Di fatto, il tralcio ha un solo compito: rimanere attaccato alla vite. Non deve fabbricare l'uva con la propria volontà, nulla di tutto ciò: deve semplicemente lasciare la linfa di Cristo scorrere attraverso le sue fibre. Quando ci inaridiamo, quando l'esaurimento o lo scoraggiamento ci insidiano, è quasi sempre il segno di una rottura d'intimità, abbiamo voluto agire da noi stessi. Santa Teresa del Bambino Gesù l'aveva perfettamente compreso: la santità non è una montagna da scalare con le proprie forze, ma una debolezza che si lascia portare dalle braccia di Gesù (cf. Manoscritti autobiografici, Ms C, 3r°): il frutto spirituale non è mai il risultato di uno sforzo solitario, ma l'inevitabile traboccare di una Presenza accolta.
3. Fruttificare per l'unione d'amore: l'esempio di santa Brigida
Oggi, come abbiamo già detto, la Chiesa celebra santa Brigida di Svezia. Il suo percorso illustra a meraviglia questa doppia dimensione della Prima Lettura e del Vangelo. Sposa e madre di famiglia attenta, vivendo nel mondo, ha dapprima portato frutto nella vocazione del matrimonio, ad immagine della preghiera fiduciosa di Tobia. Poi, diventata vedova, si è abbandonata totalmente alla contemplazione e alla fondazione religiosa, diventando un tralcio talmente unito alla Vite da aver irrigato la Chiesa intera con le sue rivelazioni e il suo amore per la Passione. Santa Brigida, meditando sull'unione con la Volontà Divina, diceva: «… Poiché tale è il vero amore: volere ciò che Dio vuole, e non volere ciò che Dio non vuole. Chiunque ama così, Dio dimora in lui ed egli in Dio.»

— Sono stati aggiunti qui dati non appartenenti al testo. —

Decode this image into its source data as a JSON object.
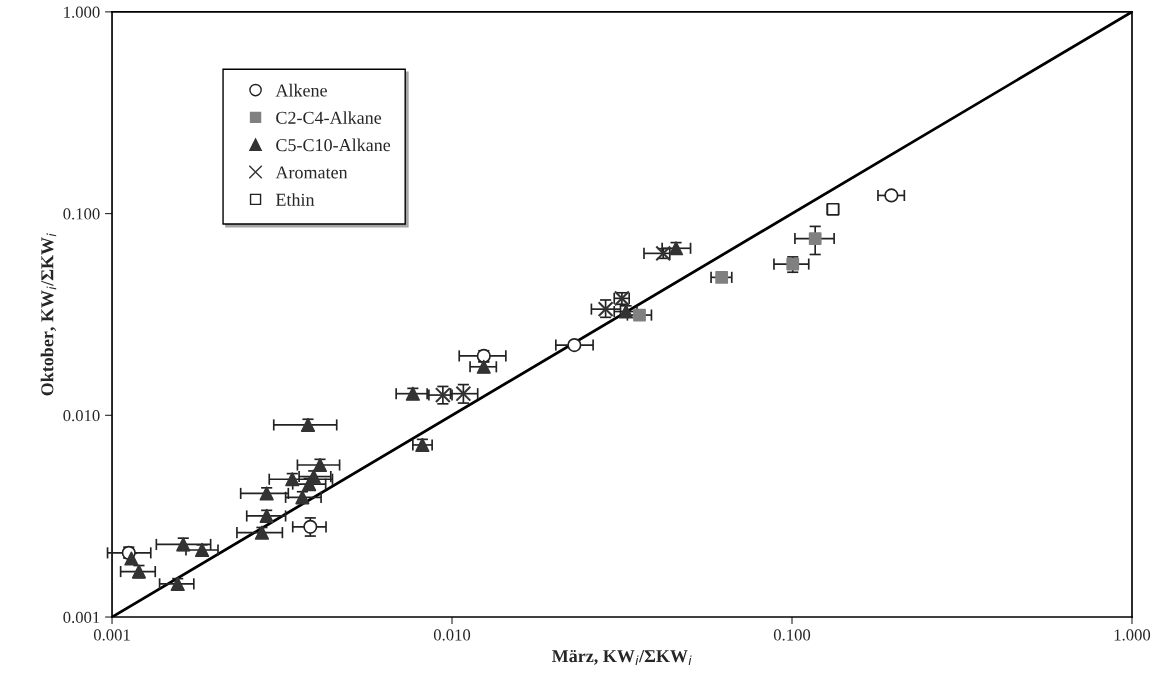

Sant'Agostino, meditando su questo passo di san Giovanni, sottolineava già la grandezza di questo scambio: «Il tralcio ha bisogno della vite per vivere; la vite non ha bisogno del tralcio per esistere, eppure gli comunica tutto» (Trattati su san Giovanni, 81, 1). Santa Brigida non ha fatto altro che lasciare la Passione di Cristo diventare la sua propria linfa, mostrando che la fecondità di una vita non si misura dal suo splendore umano, ma dalla qualità della sua connessione con la Vite vera.
Conclusione e applicazione per la nostra giornata
Non temiamo i momenti di purificazione. Quando la stanchezza viene, quando una delusione ci colpisce o un progetto a cui tenevamo crolla, domandiamoci se il Vignaiolo non stia semplicemente tagliando un pezzo di legno morto per concentrare la nostra forza verso l'essenziale. Perché portiamo frutto fin da oggi, non cerchiamo di compiere imprese straordinarie, cerchiamo piuttosto di regolare la nostra presenza alla Sua. E per riuscirci:
Prendiamo dieci minuti di silenzio nel corso della giornata per radicare di nuovo il nostro spirito in Cristo attraverso una preghiera semplice.

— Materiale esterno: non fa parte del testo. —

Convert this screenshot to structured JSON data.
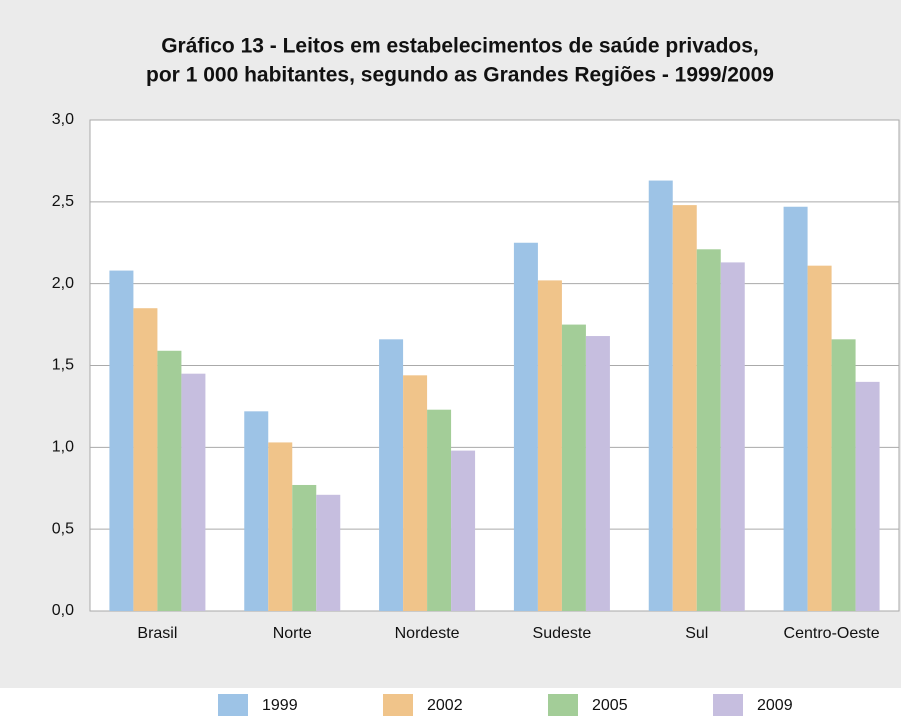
{
  "chart_data": {
    "type": "bar",
    "title": [
      "Gráfico 13 - Leitos em estabelecimentos de saúde privados,",
      "por 1 000 habitantes, segundo as Grandes Regiões - 1999/2009"
    ],
    "categories": [
      "Brasil",
      "Norte",
      "Nordeste",
      "Sudeste",
      "Sul",
      "Centro-Oeste"
    ],
    "series": [
      {
        "name": "1999",
        "color": "#9dc3e6",
        "values": [
          2.08,
          1.22,
          1.66,
          2.25,
          2.63,
          2.47
        ]
      },
      {
        "name": "2002",
        "color": "#f0c48a",
        "values": [
          1.85,
          1.03,
          1.44,
          2.02,
          2.48,
          2.11
        ]
      },
      {
        "name": "2005",
        "color": "#a3cd98",
        "values": [
          1.59,
          0.77,
          1.23,
          1.75,
          2.21,
          1.66
        ]
      },
      {
        "name": "2009",
        "color": "#c6bedf",
        "values": [
          1.45,
          0.71,
          0.98,
          1.68,
          2.13,
          1.4
        ]
      }
    ],
    "ylim": [
      0,
      3
    ],
    "yticks": [
      {
        "value": 0,
        "label": "0,0"
      },
      {
        "value": 0.5,
        "label": "0,5"
      },
      {
        "value": 1,
        "label": "1,0"
      },
      {
        "value": 1.5,
        "label": "1,5"
      },
      {
        "value": 2,
        "label": "2,0"
      },
      {
        "value": 2.5,
        "label": "2,5"
      },
      {
        "value": 3,
        "label": "3,0"
      }
    ],
    "grid": true,
    "legend": "bottom"
  }
}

Perdoniamo una contrarietà senza fare grande rumore, senza ostentare, lasciando la linfa della carità levigare, placare, addolcire le nostre amarezze.
Affidiamo le nostre impotenze al Signore piuttosto che esaurirci cercando di gestire tutto con le nostre sole capacità.
Preghiera
Signore Gesù, Tu sei la vera vite e il Padre tuo è il buon vignaiolo. Perdonami per tutte le volte in cui ho creduto di poter portare frutto con le mie sole forze, allontanandomi da Te per orgoglio o per distrazione.
Ti affido oggi le mie aridità e le mie ferite. Accetta di potare in me ciò che mi appesantisce, ciò che mi rinchiude e ciò che mi impedisce di amare pienamente. Non lasciarmi mai staccare da Te, poiché so che al di fuori del Tuo amore la mia vita si inaridisce e perde tutto il suo senso. Fa' scorrere nel mio cuore la linfa del Tuo Spirito Santo affinché la mia giornata porti un frutto che rimanga, per la gloria del Padre e la salvezza del mondo. Amen.